Das wußte ich nun wirklich nicht.

Roß bot mir ungefähr das Dreifache von dem, was mein allerdings bescheidener indischer Vertrag festsetzte, und noch ehe es völlig dunkel war, hatte ich meine Koffer wieder ausgepackt. Müde von dem vielbewegten Tage saß ich auf dem flachen Dach des Hotels und sah über die mondbeglänzten Kuppeln der Khalifenstadt. Auf dem kleinen Altan des nächsten Minarets stand der Mueddin, eine scharfgezeichnete Silhouette gegen die volle Scheibe des aufgehenden Mondes, und sang seinen Gebetsruf: „Gott ist groß! Es ist kein Gott, außer Gott!“ in die stille Nacht hinaus. Ein Sternenhimmel von unbeschreiblicher Klarheit und Tiefe spannte sich über das ganze nachthelle Bild mit seinen geheimnisvollen schwarzen Schatten, seinen grellen, grünlichen Lichtern. Nur im Süden, nilaufwärts sah es etwas trüb aus, wie schwüler Nebel oder aufsteigende Sandwolken. Dort brauste ein Wüstensturm, der erste Chamsin des kommenden Sommers. Aber das verhängnisvolle Billardbein hatte seine Wirkung gethan. Die Würfel waren gefallen. Vier Jahre heißen ägyptischen Lebens lagen vor mir.

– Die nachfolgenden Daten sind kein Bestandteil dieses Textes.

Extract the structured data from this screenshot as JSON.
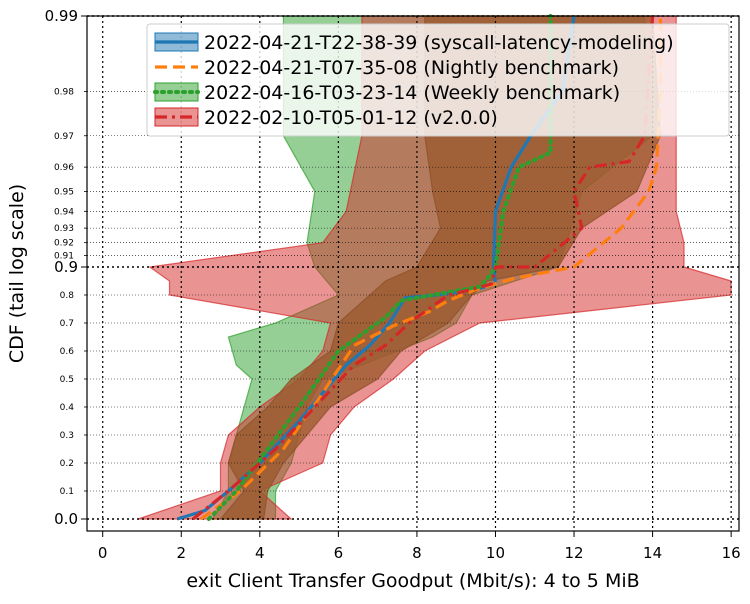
{
  "chart_data": {
    "type": "line",
    "xlabel": "exit Client Transfer Goodput (Mbit/s): 4 to 5 MiB",
    "ylabel": "CDF (tail log scale)",
    "xlim": [
      -0.4,
      16.2
    ],
    "x_ticks": [
      0,
      2,
      4,
      6,
      8,
      10,
      12,
      14,
      16
    ],
    "x_tick_labels": [
      "0",
      "2",
      "4",
      "6",
      "8",
      "10",
      "12",
      "14",
      "16"
    ],
    "y_scale": "tail-log (linear 0 to 0.9, logarithmic tail 0.9 to 0.99)",
    "y_major_ticks": [
      0.0,
      0.9,
      0.99
    ],
    "y_major_labels": [
      "0.0",
      "0.9",
      "0.99"
    ],
    "y_minor_ticks": [
      0.1,
      0.2,
      0.3,
      0.4,
      0.5,
      0.6,
      0.7,
      0.8,
      0.91,
      0.92,
      0.93,
      0.94,
      0.95,
      0.96,
      0.97,
      0.98
    ],
    "y_minor_labels": [
      "0.1",
      "0.2",
      "0.3",
      "0.4",
      "0.5",
      "0.6",
      "0.7",
      "0.8",
      "0.91",
      "0.92",
      "0.93",
      "0.94",
      "0.95",
      "0.96",
      "0.97",
      "0.98"
    ],
    "grid": true,
    "legend_position": "top-right",
    "series": [
      {
        "name": "2022-04-21-T22-38-39 (syscall-latency-modeling)",
        "color": "#1f77b4",
        "line_style": "solid",
        "band": [
          [
            3.0,
            4.1,
            0.0
          ],
          [
            3.6,
            4.2,
            0.1
          ],
          [
            3.2,
            4.6,
            0.2
          ],
          [
            3.4,
            5.2,
            0.3
          ],
          [
            4.2,
            5.8,
            0.4
          ],
          [
            4.8,
            7.0,
            0.5
          ],
          [
            5.8,
            7.6,
            0.6
          ],
          [
            6.0,
            8.8,
            0.7
          ],
          [
            6.8,
            9.4,
            0.8
          ],
          [
            7.2,
            9.8,
            0.85
          ],
          [
            8.0,
            11.6,
            0.9
          ],
          [
            8.6,
            12.2,
            0.93
          ],
          [
            8.4,
            13.6,
            0.95
          ],
          [
            8.2,
            14.2,
            0.97
          ],
          [
            8.2,
            14.0,
            0.99
          ]
        ],
        "points": [
          [
            1.9,
            0.0
          ],
          [
            2.6,
            0.03
          ],
          [
            3.2,
            0.1
          ],
          [
            4.0,
            0.2
          ],
          [
            5.0,
            0.35
          ],
          [
            5.6,
            0.45
          ],
          [
            6.2,
            0.55
          ],
          [
            6.8,
            0.62
          ],
          [
            7.3,
            0.7
          ],
          [
            7.7,
            0.79
          ],
          [
            8.5,
            0.8
          ],
          [
            9.5,
            0.82
          ],
          [
            10.0,
            0.84
          ],
          [
            9.95,
            0.9
          ],
          [
            10.0,
            0.94
          ],
          [
            10.4,
            0.96
          ],
          [
            10.9,
            0.97
          ],
          [
            11.7,
            0.98
          ],
          [
            12.0,
            0.99
          ]
        ]
      },
      {
        "name": "2022-04-21-T07-35-08 (Nightly benchmark)",
        "color": "#ff7f0e",
        "line_style": "dashed",
        "points": [
          [
            2.5,
            0.0
          ],
          [
            3.5,
            0.1
          ],
          [
            4.6,
            0.25
          ],
          [
            5.6,
            0.45
          ],
          [
            6.4,
            0.62
          ],
          [
            7.4,
            0.69
          ],
          [
            8.3,
            0.74
          ],
          [
            8.8,
            0.78
          ],
          [
            9.5,
            0.82
          ],
          [
            10.5,
            0.86
          ],
          [
            12.0,
            0.9
          ],
          [
            13.2,
            0.93
          ],
          [
            13.9,
            0.95
          ],
          [
            14.1,
            0.96
          ],
          [
            14.2,
            0.98
          ],
          [
            14.2,
            0.99
          ]
        ]
      },
      {
        "name": "2022-04-16-T03-23-14 (Weekly benchmark)",
        "color": "#2ca02c",
        "line_style": "dotted",
        "band": [
          [
            2.8,
            4.4,
            0.0
          ],
          [
            3.2,
            4.4,
            0.1
          ],
          [
            3.2,
            4.8,
            0.2
          ],
          [
            3.4,
            5.0,
            0.3
          ],
          [
            3.6,
            5.2,
            0.4
          ],
          [
            3.8,
            5.6,
            0.5
          ],
          [
            3.4,
            6.6,
            0.55
          ],
          [
            3.2,
            8.4,
            0.65
          ],
          [
            4.4,
            9.0,
            0.7
          ],
          [
            6.0,
            9.4,
            0.8
          ],
          [
            5.4,
            11.6,
            0.9
          ],
          [
            5.2,
            11.8,
            0.92
          ],
          [
            5.4,
            12.2,
            0.95
          ],
          [
            4.6,
            14.0,
            0.97
          ],
          [
            4.6,
            13.8,
            0.99
          ]
        ],
        "points": [
          [
            2.7,
            0.0
          ],
          [
            3.4,
            0.1
          ],
          [
            4.2,
            0.25
          ],
          [
            5.0,
            0.4
          ],
          [
            6.0,
            0.6
          ],
          [
            6.6,
            0.66
          ],
          [
            7.2,
            0.72
          ],
          [
            7.6,
            0.78
          ],
          [
            8.4,
            0.8
          ],
          [
            9.6,
            0.83
          ],
          [
            9.8,
            0.86
          ],
          [
            10.0,
            0.9
          ],
          [
            10.2,
            0.94
          ],
          [
            10.6,
            0.96
          ],
          [
            11.4,
            0.965
          ],
          [
            11.4,
            0.99
          ]
        ]
      },
      {
        "name": "2022-02-10-T05-01-12 (v2.0.0)",
        "color": "#d62728",
        "line_style": "dashdot",
        "band": [
          [
            0.9,
            4.8,
            0.0
          ],
          [
            3.0,
            4.0,
            0.1
          ],
          [
            3.0,
            5.6,
            0.2
          ],
          [
            3.2,
            5.8,
            0.3
          ],
          [
            4.0,
            6.4,
            0.4
          ],
          [
            5.0,
            7.4,
            0.5
          ],
          [
            5.6,
            8.2,
            0.6
          ],
          [
            5.8,
            9.6,
            0.7
          ],
          [
            1.7,
            16.0,
            0.8
          ],
          [
            1.7,
            16.0,
            0.85
          ],
          [
            1.2,
            14.8,
            0.9
          ],
          [
            5.6,
            14.8,
            0.92
          ],
          [
            6.2,
            14.6,
            0.94
          ],
          [
            6.6,
            14.6,
            0.97
          ],
          [
            6.6,
            14.6,
            0.99
          ]
        ],
        "points": [
          [
            2.3,
            0.0
          ],
          [
            3.2,
            0.1
          ],
          [
            4.4,
            0.25
          ],
          [
            5.4,
            0.4
          ],
          [
            6.4,
            0.55
          ],
          [
            7.2,
            0.62
          ],
          [
            7.8,
            0.7
          ],
          [
            8.3,
            0.75
          ],
          [
            8.8,
            0.8
          ],
          [
            9.4,
            0.82
          ],
          [
            9.9,
            0.84
          ],
          [
            10.0,
            0.9
          ],
          [
            11.0,
            0.9
          ],
          [
            12.2,
            0.93
          ],
          [
            12.0,
            0.95
          ],
          [
            12.4,
            0.96
          ],
          [
            13.4,
            0.962
          ],
          [
            13.8,
            0.97
          ],
          [
            14.0,
            0.99
          ]
        ]
      }
    ]
  }
}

  1. „Piäno“ ist der im ganzen Orient übliche, abgekürzte Name für die Penninsular and Oriental Steamnavigation Company – kurz P and O –, wodurch nach englischer Art aus einem unbrauchbaren Firmentitel das nicht gerade schöne aber brauchbare Wort Piäno, mit dem Accent auf i, entstand.